Autant dire que si vous n'accrochez pas au scénario, ce n'est pas le gameplay, finalement très basique, qui vous incitera à continuer de jouer. D'autant plus que si l'on se souvient qu'à la base Alan Wake devait se dérouler dans un monde ouvert, Remedy a entretemps revu sa copie pour nous livrer un jeu finalement très linéaire. Les deux derniers épisodes donnent un sentiment d'une aire de jeu un peu plus vaste, mais la majorité de l'aventure vous fera parcourir de longs couloirs bordés de sapins. Du coup, on se demande un peu à quoi peu bien servir le radar vous indiquant la direction de l'objectif à atteindre, puisqu'il suffit en général d'avancer tout droit vers la prochaine source de lumière. Et ce ne sont pas les quelques passages à bord de voitures, pas particulièrement passionnant, qui viendront donner un peu d'air : les couloirs seront certes un peu plus larges et goudronnés, mais toujours délimités par des sapins ou des fossés.
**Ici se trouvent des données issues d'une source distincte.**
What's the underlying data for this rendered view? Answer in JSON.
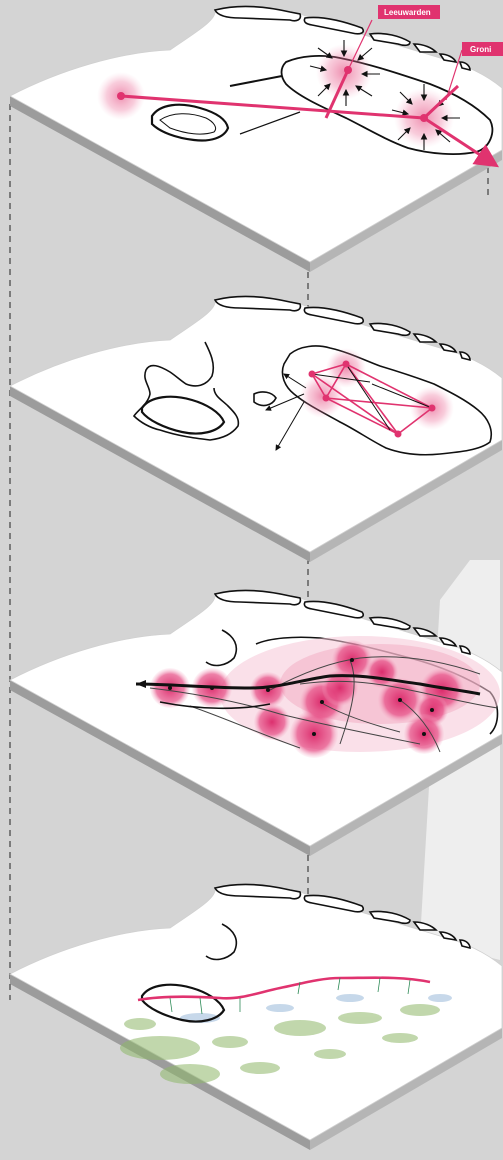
{
  "labels": {
    "city_a": "Leeuwarden",
    "city_b": "Groni"
  },
  "layers": [
    {
      "id": "flows",
      "description_free": true
    },
    {
      "id": "network"
    },
    {
      "id": "corridors"
    },
    {
      "id": "landscape"
    }
  ],
  "colors": {
    "background": "#d4d4d4",
    "plate": "#ffffff",
    "plate_edge": "#9a9a9a",
    "accent": "#e0336f",
    "accent_soft": "#f4a9c4",
    "coast": "#111111",
    "green": "#8fb86a",
    "blue": "#8fb2d6"
  }
}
L'autre grand point sur lequel on attendait Alan Wake au tournant, c'est sur sa réalisation. Les anciens demomakers de Remedy nous ont habitués en seulement deux jeux à nous en mettre plein les yeux, et on attendait donc de voir ce qu'ils allaient nous proposer avec leur nouveau titre qui, lors de ses rares apparitions durant les longues années de son développement, n'a pas manqué de nous faire rêver. De ce côté, le pari est réussi : les environnements sont magnifiques, les personnages sont bien modélisés, mais ce sont surtout les divers effets de lumière et de particules qui mettent sur le cul : jamais des éclairages, de la brume, de la fumée, n'auront semblé aussi réels dans un jeu vidéo. Autant dire que ces quelques effets parviennent à eux seuls à renforcer, pour ne pas dire sublimer, encore un peu l'ambiance déjà très travaillée du jeu.
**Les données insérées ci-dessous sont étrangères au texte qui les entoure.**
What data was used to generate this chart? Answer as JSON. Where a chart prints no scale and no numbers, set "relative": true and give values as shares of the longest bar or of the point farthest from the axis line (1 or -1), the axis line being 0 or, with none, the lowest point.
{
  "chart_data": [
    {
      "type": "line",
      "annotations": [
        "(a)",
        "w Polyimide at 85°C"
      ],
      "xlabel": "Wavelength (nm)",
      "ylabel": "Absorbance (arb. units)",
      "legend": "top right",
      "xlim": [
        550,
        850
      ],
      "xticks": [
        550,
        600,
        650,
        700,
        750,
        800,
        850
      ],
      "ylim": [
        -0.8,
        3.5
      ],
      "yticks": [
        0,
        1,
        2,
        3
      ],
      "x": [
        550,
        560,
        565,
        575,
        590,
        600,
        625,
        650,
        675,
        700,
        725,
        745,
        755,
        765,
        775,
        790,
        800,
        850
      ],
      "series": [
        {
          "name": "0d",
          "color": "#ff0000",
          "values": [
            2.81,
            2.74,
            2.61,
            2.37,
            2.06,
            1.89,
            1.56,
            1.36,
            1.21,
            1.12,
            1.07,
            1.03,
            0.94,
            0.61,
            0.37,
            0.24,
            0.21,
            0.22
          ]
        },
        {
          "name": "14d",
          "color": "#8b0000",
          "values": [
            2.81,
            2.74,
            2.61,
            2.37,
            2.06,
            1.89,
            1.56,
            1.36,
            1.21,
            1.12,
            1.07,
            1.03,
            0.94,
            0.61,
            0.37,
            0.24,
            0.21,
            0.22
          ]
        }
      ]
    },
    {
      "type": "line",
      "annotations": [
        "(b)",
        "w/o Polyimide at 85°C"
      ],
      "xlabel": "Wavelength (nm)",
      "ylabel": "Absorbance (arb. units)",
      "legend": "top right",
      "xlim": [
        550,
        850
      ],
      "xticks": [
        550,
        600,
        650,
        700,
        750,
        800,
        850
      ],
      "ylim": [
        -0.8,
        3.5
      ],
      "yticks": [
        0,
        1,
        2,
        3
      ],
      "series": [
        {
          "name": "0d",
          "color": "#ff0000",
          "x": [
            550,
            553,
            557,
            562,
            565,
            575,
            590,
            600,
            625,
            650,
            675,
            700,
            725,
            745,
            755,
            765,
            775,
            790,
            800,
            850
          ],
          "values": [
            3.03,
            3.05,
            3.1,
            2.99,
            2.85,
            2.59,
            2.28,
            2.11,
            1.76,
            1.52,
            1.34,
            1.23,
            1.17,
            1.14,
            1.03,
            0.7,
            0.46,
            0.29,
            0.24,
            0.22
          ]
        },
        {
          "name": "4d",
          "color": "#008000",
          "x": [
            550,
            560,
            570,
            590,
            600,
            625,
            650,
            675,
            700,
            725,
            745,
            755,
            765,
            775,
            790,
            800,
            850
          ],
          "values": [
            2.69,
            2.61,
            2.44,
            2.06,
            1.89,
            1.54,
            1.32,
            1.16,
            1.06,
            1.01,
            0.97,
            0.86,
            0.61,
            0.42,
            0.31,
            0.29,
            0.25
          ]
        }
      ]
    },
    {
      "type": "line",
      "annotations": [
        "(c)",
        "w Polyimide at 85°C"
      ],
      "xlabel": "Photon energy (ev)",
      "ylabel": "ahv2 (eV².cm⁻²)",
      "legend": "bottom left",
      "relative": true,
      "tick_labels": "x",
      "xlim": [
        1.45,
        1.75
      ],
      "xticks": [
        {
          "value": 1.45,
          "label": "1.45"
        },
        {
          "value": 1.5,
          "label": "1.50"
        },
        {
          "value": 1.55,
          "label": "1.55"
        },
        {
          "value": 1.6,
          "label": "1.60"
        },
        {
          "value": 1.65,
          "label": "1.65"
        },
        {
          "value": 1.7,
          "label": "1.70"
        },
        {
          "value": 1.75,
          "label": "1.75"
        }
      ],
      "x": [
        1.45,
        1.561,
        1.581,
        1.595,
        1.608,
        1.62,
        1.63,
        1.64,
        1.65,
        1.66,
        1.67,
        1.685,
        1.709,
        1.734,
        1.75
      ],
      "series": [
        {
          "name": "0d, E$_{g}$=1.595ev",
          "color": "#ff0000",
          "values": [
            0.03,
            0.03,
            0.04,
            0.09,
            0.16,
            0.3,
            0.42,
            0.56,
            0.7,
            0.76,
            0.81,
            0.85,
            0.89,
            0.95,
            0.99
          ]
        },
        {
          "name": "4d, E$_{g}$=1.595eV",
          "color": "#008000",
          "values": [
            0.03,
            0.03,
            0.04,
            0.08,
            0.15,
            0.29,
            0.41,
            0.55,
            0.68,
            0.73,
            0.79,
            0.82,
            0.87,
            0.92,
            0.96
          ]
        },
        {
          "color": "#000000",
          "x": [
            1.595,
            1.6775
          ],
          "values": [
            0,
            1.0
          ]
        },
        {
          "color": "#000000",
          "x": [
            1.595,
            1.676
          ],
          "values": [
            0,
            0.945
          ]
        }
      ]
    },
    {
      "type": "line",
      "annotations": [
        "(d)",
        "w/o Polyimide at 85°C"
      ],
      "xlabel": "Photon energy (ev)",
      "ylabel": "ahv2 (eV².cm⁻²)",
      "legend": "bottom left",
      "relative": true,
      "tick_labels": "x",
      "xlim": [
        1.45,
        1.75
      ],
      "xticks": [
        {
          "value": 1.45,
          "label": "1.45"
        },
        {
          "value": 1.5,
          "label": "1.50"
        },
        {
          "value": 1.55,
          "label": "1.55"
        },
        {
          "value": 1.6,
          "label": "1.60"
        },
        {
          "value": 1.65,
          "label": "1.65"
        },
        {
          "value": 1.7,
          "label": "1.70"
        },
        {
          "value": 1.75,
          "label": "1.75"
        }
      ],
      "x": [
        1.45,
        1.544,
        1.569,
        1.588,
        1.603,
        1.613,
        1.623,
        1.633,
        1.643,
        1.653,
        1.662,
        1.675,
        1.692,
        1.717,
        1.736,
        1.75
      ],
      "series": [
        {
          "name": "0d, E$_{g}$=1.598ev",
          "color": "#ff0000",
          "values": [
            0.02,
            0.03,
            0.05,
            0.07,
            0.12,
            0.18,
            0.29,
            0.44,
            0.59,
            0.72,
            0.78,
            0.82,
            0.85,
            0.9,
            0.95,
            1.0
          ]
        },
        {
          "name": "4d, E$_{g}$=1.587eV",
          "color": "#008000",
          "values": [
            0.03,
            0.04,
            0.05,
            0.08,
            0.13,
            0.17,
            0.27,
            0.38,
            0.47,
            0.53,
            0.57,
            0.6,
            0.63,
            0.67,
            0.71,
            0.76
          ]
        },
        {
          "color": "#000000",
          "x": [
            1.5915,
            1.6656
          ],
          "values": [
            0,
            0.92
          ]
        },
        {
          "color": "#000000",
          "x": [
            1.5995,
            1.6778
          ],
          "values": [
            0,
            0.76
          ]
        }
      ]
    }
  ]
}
Tout n'est néanmoins pas parfait. Ainsi, on pourra regretter que la résolution soit si faiblarde (le jeu ne tourne même pas en 720p, mais à au moins le mérite de proposer une fluidité quasi-parfaite du début à la fin de l'aventure), que les animations faciales des personnages ne soient pas plus travaillées, que certaines textures manquent un peu de relief et semblent arriver directement de Max Payne 2... Rien de vraiment dramatique, mais on se retrouve avec "seulement" un très beau jeu, là où on espérait depuis des années un titre vraiment magnifique, nouveau mètre-étalon qui mettrait tout le monde d'accord pour les années à venir. La faute aux consoles, diront certains - et on ne pourra pas leur donner forcément tort, tant tous ces défauts semblent causés par les limitations techniques de la machine et non pas par un manque de talent des développeurs. Côté bande son en revanche, on frôle la perfection : la VF est pour une fois vraiment convaincante, les sons d'ambiance vous feront frissonner et gentiment sursauter, et les diverses musiques sont toutes de très bonnes factures.